Climategate ou mediagate ? L’Amazongate fait pencher la balance vers mediagate. Lancé par le Sunday Times, l’Amazongate accuse le Giec d’avoir dupé le public et les gouvernements sur le risque de secheresses menaçant l’Amazonie en citant un rapport du WWF et de l’UICN écrit par Andy Rowell et Peter Moore publié en 2000.
Raté : le chiffre de 40% cité par ce rapport provient directement d’un article publié par Nature en 1999, et son premier auteur, Daniel Nepstad, un scientifique réputé du Woods Hole Research Center (Massachussets, USA) vient de publier un communiqué énervé contre cette nouvelle manipulation médiatique.
Ce nouveau scandale a démarré par un article du Sunday Times du 24 janvier, repris par le Wall Street Journal. Argument : le rapport 2007 du Giec, en citant un texte du WWF et non la littérature scientifique, aurait exagéré le risque de sécheresse en Amazonie. Or, ce rapport cite en référence un très grand nombre d’articles scientifiques parus dans les meilleures revues. Dont celui de Daniel Nepstad d’où est tiré le chiffre cité. Même si le rapport Rowell ou sa citation dans le rapport 2007 du Giec sont parfois imprécis quant aux surfaces étudiées, l’avis de Daniel Nepstad est catégorique : « En résumé, la conclusion du Giec est correcte. »
L’énervement de Daniel Nepstad est logique : un éditeur du journal l’avait contacté avant parution de l’article soit disant en quête "d"informations". Et Daniel Nepstad lui avait donné des informations, par oral et par ecrit (un mail) qui auraient dû empêcher le journal de monter ce soi-disant scandale amazonien. Pire : l’auteur du rapport du WWF, Rowell, affirme n’avoir jamais été contacté par le journaliste qui a signé l’article, Jonathan Leake. Mais il semble que désormais toute déontologie professionnelle devient inutile dès lors que l’on cherche à casser du Giec. Tous les coups sont bons, surtout s’ils sont sous la ceinture.
Il est intéressant de noter que ces études sur le risque de sécheresse en Amazonie sont multiples et que les dernières parues confirment celles de Nepstad. Ainsi, une équipe de l’Institut de recherche pour le développement (IRD) vient de publier deux articles sur l’évolution des pluies depuis 40 ans en Amazonie - dans International Journal of Climatology en décembre 2008, et dans Journal of Hydrology en 2009.
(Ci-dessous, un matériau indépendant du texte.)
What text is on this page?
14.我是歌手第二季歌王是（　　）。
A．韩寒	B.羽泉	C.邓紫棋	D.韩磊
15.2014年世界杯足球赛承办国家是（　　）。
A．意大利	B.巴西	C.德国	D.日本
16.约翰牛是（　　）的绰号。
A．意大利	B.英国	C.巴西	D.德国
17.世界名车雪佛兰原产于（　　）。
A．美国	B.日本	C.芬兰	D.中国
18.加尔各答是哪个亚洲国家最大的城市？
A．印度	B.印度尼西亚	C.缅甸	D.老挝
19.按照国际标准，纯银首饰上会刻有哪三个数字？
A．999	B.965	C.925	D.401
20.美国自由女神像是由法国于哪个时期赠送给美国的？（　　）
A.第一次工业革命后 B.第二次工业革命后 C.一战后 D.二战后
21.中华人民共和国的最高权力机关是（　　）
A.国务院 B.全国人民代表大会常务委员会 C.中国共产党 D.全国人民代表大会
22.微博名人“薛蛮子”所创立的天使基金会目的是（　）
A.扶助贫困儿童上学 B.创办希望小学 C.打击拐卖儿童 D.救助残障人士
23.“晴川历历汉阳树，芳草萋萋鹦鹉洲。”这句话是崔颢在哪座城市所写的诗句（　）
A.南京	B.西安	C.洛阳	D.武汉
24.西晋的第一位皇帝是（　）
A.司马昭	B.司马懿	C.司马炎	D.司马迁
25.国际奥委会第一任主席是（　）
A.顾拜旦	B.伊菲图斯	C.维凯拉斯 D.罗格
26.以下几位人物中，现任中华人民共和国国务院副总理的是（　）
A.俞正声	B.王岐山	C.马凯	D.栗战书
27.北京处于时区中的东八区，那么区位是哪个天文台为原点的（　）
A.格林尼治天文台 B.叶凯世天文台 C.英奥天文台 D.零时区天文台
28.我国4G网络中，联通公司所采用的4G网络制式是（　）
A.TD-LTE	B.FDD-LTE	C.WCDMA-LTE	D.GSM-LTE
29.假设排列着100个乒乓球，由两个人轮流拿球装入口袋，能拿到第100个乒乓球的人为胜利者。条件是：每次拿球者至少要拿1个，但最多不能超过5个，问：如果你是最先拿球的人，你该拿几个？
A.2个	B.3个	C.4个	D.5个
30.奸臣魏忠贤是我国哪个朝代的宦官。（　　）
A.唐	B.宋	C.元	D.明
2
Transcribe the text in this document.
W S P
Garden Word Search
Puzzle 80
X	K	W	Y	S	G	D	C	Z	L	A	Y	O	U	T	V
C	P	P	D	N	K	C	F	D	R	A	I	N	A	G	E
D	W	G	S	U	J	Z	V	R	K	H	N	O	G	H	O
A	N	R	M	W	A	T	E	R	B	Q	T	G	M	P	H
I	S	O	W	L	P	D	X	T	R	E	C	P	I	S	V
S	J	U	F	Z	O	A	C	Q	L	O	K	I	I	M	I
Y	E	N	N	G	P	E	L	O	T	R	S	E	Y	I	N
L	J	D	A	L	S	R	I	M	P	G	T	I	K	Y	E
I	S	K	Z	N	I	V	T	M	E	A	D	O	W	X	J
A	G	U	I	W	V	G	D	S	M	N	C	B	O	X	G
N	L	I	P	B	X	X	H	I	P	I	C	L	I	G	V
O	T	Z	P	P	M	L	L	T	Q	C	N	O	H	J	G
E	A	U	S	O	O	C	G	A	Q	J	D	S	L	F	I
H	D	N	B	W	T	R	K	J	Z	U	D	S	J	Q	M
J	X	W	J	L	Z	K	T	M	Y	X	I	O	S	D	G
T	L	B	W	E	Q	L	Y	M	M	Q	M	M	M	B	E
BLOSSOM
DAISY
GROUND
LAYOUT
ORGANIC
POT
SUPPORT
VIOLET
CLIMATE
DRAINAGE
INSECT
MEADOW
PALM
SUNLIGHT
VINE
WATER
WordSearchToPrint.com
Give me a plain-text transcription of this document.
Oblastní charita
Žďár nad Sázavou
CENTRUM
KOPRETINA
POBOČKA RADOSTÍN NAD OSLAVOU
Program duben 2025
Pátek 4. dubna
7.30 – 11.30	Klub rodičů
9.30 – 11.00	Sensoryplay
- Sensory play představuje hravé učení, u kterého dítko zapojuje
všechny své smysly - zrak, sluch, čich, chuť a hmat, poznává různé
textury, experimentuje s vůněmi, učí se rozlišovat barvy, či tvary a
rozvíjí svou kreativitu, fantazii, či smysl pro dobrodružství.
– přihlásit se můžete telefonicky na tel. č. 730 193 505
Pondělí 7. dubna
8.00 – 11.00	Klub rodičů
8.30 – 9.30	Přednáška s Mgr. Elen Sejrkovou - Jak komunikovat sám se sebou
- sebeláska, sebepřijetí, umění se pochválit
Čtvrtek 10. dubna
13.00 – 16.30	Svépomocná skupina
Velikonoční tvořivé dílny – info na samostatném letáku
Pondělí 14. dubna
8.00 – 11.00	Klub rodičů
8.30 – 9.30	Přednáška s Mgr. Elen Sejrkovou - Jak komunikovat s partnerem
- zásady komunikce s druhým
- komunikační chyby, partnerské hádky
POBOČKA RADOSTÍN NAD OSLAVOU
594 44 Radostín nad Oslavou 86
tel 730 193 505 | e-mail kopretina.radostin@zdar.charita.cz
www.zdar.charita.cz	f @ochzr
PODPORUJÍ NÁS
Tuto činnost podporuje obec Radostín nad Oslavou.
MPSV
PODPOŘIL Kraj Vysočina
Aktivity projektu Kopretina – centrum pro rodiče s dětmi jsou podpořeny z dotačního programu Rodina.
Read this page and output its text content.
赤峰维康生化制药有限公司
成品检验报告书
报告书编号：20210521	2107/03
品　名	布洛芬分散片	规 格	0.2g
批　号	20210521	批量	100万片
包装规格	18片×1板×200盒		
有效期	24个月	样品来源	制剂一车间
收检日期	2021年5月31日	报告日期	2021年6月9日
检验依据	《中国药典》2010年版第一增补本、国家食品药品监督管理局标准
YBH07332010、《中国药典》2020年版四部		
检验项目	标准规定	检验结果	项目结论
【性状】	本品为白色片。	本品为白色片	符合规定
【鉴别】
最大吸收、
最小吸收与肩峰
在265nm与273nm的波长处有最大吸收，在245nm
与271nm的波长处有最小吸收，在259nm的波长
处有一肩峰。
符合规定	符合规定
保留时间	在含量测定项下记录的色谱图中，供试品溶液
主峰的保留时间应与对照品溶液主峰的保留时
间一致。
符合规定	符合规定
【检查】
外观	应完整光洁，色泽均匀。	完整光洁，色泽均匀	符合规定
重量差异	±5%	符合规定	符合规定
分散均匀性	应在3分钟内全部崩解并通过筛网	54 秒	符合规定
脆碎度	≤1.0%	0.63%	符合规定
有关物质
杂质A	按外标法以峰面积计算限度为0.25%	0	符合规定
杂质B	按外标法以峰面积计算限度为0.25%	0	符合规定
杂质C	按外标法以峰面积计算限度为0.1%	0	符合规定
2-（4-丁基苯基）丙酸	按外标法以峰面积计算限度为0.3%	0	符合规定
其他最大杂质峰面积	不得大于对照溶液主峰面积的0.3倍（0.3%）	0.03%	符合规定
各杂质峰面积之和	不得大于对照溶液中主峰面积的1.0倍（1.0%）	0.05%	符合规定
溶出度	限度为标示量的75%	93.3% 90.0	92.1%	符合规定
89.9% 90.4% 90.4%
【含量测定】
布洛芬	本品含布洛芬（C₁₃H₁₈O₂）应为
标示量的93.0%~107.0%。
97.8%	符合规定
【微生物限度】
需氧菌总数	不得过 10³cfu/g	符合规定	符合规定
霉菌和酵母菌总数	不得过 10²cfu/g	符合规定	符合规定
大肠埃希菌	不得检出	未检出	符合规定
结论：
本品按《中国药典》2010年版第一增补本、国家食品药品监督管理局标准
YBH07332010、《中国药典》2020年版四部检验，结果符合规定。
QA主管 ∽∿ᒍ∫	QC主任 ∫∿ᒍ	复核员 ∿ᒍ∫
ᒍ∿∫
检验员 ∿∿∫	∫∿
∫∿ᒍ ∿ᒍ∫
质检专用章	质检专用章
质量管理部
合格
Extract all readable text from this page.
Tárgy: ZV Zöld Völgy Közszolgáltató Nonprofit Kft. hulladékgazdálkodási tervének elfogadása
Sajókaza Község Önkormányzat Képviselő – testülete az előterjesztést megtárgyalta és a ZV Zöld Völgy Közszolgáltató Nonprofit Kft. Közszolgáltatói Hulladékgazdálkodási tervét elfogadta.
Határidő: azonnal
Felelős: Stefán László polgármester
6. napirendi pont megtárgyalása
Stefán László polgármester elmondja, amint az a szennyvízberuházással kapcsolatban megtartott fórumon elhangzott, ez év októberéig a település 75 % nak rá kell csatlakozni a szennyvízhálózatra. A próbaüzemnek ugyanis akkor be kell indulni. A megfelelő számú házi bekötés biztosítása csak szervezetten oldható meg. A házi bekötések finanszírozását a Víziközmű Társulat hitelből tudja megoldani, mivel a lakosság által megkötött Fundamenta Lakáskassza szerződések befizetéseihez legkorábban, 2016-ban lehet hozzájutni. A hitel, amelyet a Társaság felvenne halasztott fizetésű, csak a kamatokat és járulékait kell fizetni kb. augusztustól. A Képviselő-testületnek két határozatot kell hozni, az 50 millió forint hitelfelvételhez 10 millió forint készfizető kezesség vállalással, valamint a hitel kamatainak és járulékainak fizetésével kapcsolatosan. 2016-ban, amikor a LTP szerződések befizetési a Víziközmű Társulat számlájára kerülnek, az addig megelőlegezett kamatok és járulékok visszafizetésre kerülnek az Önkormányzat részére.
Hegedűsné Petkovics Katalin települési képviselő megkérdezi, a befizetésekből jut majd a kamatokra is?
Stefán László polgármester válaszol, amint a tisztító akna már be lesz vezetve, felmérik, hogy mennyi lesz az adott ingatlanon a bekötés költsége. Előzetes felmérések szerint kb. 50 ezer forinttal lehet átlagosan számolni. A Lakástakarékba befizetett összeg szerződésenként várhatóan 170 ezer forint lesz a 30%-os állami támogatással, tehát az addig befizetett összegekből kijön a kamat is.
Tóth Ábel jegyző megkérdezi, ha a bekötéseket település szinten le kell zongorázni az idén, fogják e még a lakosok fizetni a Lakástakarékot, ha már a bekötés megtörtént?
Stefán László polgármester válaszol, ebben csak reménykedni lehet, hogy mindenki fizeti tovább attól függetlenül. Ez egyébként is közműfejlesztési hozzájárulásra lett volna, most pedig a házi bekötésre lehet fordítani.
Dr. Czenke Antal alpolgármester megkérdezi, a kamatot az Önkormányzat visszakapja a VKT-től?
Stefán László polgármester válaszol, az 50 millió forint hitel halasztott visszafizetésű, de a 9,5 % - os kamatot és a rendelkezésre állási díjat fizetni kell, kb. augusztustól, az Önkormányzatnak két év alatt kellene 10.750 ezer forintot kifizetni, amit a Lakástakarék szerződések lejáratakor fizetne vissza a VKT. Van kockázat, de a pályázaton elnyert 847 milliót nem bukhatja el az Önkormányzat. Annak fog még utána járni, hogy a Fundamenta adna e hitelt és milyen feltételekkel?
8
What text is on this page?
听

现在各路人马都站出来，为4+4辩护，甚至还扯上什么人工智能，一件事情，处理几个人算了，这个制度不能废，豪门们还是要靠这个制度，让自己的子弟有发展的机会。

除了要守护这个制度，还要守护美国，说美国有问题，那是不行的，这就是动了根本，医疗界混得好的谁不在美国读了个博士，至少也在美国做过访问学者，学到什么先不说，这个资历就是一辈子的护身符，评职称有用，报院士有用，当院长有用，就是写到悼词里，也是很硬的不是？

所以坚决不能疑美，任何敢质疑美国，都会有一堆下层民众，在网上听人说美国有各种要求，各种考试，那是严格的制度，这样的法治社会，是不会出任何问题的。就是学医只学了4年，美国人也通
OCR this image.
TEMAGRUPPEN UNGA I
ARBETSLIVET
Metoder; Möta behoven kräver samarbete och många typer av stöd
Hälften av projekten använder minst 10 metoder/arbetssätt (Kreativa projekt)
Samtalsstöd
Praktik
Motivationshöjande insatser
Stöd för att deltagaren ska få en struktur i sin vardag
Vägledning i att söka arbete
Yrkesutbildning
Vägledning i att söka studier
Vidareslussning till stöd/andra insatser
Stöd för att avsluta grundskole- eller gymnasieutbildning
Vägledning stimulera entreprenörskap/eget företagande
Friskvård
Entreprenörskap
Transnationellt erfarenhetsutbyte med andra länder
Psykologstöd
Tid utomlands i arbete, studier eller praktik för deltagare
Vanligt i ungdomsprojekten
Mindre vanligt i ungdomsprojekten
Ce travail, permis par l’implantation de l’IRD en Amérique latine et des collaborations scientifiques est expliqué ici en termes simples par une fiche scientifique de l’IRD. On y lit ceci : « En 40 ans, sur l’ensemble du bassin, ces dernières montrent une nette tendance à la diminution des précipitations, avec une baisse relative estimée à 9% entre 1975 et 2003 (avec des disparités saisonnières et régionales)." Leurs recherches, basées sur les données de plus de 750 stations pluviométriques réparties dans les cinq pays du bassin, complètent les études précédentes, focalisées sur l’Amazonie brésilienne.
Les chercheurs de l’IRD ont pu étudier une plus vaste zone, alors que jusqu’à présent, les recherches restaient centrées sur la partie brésilienne du bassin du fait d’une politique de diffusion libre des données météorologiques au Brésil, ce qui en facilite l’accès pour les chercheurs. « Dans les pays andins, explique l’IRD, en raison de la politique des services météorologiques, ces informations étaient moins facilement disponibles. Mais elles sont surtout plus rares dans les régions escarpées, couvertes de forêts impénétrables et difficiles d’accès, du versant amazonien des Andes. Dans cette étude, menée en partenariat entre institutions de recherche et services météorologiques et hydrologiques des pays du bassin, la base de données exploitée est particulièrement riche sur la région andine (Bolivie, Pérou, Équateur et Colombie). Cette étude a donc permis de compléter les travaux précédents et de proposer, pour la première fois, une analyse de la variabilité spatio-temporelle des précipitations sur l’ensemble du bassin amazonien. »
Une autre étude intéressante sur le sujet se trouve sur le site de la FAO.
D’autre part, une vision historique permet de mieux cerner l’ampleur du problème. La forêt amazonienne n’est pas un géant vert indestructible et éternel. Il y a 5 000 ans, la majorité de sa surface actuelle offrait plutôt le spectacle d’une savanne plus ou moins arborée. L’étendue actuelle de la forêt dense n’a pas plus de 1000 ans.